Empower Wisconsin | Aug. 17, 2022
MADISON — Gov. Tony Evers has decided it may not be in his re-election campaign’s best interest to appoint a convicted felon — now awaiting trial on five additional charges — to the Governor’s Juvenile Justice Commission.
Once again, absentee Evers is caught in a kerfuffle of his own making.
The Evers administration has reversed course on the recent appointment of a convicted felon, who is awaiting trial on five additional felony and misdemeanor charges, to the Governor’s Juvenile Justice Commission.
Aundray Evans, 24, of Milwaukee, was a member of the 19-member commission. He was charged in September 2019 with five criminal counts including armed robbery, motor vehicle theft, possession of a firearm by a felon, cocaine possession and obstructing an officer.
His trial is set for October 2022.
After questions from the Milwaukee Journal Sentinel about the appointment, the governor’s office said Monday that the appointment was withdrawn.
“Mr. Evans’ appointment came at the recommendation of local juvenile justice advocates to ensure the state satisfied criteria required under federal law,” said Evers spokeswoman Britt Cudaback. “As we recently became aware that Mr. Evans has pending charges outside the scope of the juvenile justice system, Mr. Evans’ appointment has been withdrawn to allow those proceedings to conclude.”

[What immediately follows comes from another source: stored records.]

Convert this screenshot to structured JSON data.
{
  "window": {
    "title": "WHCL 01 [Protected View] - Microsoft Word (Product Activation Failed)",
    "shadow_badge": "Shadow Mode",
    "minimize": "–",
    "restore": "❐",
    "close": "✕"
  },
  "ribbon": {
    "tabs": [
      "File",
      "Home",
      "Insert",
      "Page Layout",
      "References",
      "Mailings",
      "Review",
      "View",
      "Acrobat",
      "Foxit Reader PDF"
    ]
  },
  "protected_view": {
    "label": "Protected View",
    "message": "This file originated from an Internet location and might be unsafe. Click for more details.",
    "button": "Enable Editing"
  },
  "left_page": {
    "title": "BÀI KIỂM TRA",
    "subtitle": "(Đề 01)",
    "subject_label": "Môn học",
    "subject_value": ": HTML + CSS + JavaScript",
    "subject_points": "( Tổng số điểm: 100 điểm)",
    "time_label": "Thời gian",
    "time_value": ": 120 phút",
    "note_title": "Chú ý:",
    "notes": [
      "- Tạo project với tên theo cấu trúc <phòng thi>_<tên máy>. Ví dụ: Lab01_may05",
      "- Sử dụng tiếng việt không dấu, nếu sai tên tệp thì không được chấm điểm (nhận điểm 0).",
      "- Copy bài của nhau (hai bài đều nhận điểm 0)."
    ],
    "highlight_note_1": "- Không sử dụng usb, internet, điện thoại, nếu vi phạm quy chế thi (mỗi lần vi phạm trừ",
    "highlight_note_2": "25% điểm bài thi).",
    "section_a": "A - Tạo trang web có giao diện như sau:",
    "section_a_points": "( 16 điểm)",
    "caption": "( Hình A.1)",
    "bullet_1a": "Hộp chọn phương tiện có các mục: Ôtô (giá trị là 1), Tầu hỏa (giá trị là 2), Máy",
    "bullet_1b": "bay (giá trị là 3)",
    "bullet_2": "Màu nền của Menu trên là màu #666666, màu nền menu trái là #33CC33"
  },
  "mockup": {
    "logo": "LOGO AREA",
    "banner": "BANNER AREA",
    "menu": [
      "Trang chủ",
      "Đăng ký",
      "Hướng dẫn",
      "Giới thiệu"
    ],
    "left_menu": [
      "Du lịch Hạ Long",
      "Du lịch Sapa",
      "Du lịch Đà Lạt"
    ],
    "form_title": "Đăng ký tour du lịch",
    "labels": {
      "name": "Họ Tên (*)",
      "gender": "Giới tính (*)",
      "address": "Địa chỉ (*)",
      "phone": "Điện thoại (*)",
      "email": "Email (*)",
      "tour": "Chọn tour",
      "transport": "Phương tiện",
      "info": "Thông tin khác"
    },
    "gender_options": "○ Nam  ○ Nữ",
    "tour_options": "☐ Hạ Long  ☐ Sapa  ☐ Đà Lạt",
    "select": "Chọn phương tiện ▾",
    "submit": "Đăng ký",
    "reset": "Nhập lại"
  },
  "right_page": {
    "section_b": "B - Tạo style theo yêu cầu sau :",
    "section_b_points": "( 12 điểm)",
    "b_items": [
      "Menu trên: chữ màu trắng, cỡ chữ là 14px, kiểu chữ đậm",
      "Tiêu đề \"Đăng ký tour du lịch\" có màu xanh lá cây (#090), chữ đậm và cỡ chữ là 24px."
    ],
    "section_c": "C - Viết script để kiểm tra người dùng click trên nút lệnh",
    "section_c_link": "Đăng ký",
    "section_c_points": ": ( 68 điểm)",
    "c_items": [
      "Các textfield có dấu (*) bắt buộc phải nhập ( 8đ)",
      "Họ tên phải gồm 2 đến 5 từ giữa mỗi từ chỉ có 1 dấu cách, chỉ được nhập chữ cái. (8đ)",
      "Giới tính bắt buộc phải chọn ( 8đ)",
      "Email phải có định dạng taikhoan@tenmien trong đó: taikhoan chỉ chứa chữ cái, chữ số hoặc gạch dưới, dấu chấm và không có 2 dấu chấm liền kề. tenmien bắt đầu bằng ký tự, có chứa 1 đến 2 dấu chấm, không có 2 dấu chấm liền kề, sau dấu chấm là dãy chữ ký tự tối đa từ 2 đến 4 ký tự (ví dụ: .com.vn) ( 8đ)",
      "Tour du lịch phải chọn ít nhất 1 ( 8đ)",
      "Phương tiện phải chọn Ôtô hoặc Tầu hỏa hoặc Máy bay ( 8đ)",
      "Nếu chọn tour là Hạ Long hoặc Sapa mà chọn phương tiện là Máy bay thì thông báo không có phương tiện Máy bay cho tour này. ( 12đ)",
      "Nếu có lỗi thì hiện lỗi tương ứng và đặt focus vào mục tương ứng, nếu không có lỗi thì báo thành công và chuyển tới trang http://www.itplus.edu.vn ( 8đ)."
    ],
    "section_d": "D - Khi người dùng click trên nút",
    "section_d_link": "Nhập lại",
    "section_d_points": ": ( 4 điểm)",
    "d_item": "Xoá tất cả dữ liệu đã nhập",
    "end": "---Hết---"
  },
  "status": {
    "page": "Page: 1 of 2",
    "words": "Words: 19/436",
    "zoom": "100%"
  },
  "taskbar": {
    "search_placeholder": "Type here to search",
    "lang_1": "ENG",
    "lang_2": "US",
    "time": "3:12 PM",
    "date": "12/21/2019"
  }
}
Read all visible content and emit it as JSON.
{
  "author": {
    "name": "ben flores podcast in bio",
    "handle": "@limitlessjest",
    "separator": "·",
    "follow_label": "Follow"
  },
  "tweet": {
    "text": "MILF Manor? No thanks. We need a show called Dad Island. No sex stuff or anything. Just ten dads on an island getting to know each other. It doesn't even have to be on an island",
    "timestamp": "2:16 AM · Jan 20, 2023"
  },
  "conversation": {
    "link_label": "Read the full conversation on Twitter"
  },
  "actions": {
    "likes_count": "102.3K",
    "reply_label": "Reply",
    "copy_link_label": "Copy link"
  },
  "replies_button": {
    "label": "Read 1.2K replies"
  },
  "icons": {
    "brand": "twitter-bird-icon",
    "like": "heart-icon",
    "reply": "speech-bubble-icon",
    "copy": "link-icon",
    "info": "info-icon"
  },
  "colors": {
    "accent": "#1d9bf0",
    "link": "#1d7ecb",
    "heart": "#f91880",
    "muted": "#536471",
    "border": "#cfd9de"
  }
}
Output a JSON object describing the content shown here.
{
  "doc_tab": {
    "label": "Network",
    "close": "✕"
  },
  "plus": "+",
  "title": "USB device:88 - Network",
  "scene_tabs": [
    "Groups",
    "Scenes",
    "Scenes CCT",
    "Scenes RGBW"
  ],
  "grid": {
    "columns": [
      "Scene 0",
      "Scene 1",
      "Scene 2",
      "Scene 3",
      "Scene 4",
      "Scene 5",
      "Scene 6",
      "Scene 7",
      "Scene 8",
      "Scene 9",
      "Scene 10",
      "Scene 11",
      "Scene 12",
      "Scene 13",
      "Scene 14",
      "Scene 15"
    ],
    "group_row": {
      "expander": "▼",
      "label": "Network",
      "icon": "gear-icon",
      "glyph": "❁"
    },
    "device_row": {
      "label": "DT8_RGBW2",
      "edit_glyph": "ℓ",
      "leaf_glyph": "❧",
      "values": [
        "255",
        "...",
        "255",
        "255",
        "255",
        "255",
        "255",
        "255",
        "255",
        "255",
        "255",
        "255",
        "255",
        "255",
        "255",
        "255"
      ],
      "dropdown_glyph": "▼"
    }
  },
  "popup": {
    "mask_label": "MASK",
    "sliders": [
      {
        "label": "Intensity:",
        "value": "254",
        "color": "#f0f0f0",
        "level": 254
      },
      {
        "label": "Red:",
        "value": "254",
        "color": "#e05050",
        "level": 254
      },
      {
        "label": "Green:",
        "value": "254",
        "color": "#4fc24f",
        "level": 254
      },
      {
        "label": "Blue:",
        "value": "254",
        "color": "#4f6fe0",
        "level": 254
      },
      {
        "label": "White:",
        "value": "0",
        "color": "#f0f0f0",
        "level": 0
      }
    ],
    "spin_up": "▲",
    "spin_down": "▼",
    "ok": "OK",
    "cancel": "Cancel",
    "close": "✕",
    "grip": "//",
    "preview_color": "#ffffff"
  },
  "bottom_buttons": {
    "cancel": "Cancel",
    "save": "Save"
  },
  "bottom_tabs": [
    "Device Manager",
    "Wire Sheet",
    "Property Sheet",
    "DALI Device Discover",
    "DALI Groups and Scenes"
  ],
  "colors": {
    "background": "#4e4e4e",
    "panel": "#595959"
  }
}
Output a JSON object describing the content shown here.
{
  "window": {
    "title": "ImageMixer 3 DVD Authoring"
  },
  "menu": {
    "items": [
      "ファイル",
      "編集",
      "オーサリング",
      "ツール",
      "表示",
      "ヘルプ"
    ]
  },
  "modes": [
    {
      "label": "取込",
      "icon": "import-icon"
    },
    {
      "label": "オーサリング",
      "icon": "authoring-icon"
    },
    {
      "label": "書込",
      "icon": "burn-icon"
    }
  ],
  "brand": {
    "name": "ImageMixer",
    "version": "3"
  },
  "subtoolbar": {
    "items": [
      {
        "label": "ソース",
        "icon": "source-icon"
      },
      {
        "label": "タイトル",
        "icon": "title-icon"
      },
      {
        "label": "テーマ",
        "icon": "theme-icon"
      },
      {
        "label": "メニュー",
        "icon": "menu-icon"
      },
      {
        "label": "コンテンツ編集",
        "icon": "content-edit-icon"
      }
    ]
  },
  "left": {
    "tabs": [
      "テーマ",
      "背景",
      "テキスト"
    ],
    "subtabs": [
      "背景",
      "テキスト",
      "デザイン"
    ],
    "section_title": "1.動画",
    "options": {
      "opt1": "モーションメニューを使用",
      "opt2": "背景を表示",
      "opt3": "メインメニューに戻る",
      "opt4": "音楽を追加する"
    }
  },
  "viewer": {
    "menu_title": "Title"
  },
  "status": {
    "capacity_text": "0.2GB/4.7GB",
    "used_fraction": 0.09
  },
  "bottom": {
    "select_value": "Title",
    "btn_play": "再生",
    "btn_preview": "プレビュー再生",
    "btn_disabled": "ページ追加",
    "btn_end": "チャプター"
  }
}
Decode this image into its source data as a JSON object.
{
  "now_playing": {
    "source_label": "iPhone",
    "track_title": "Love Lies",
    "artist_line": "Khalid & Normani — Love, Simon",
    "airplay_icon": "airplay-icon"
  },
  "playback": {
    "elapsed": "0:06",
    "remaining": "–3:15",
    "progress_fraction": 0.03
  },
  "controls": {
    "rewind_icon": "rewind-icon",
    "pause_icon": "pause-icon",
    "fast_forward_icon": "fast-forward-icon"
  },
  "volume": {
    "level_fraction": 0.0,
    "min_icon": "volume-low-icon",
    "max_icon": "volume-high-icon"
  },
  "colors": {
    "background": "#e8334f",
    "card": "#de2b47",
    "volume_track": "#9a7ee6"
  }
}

While Cudaback insists the administration was simply following federal law requiring one-fifth of the commission be members under the age of 28, Evers didn’t have to pick Mr. Evans. This is the latest example of this governor always doing the left thing.
Evans has a long and violent criminal record. His record of re-offending is clear, and most certainly would have been vetted by a less lazy administration.
Suffice to say, Evans isn’t the model for turning troubled kids’ lives around.
The Evans affair follows on the heels of the saga of John Tate II, Evers’ soft-on-crime Parole Commission chairman who resigned after mounting public pressure.
Tate’s record of releasing brutal murderers and cop killers finally caught up with Evers,
He was set to release from prison Douglas Balsewicz, who brutally murdered his wife in front of his young children in 1997. Balsewicz had served just 24 years of an 80-year prison sentence. After intense public objection, including pleas from the victim’s family, Evers finally asked Tate to reconsider his decision. The parole board chairman relented a few days before Balsewicz was scheduled to be released.
He also freed Kenneth Jordan, one of three men convicted in the 1973 slaying of Milwaukee Police Officer Ronald Patrick Reagan.
It’s more of the same from Evers, the Democrat who campaigned for governor on the promise of setting free half of the inmates in the state’s prison and sought to do away with Wisconsin’s felony bail-jumping statutes — among other “progressive” justice reforms as violent crime soars.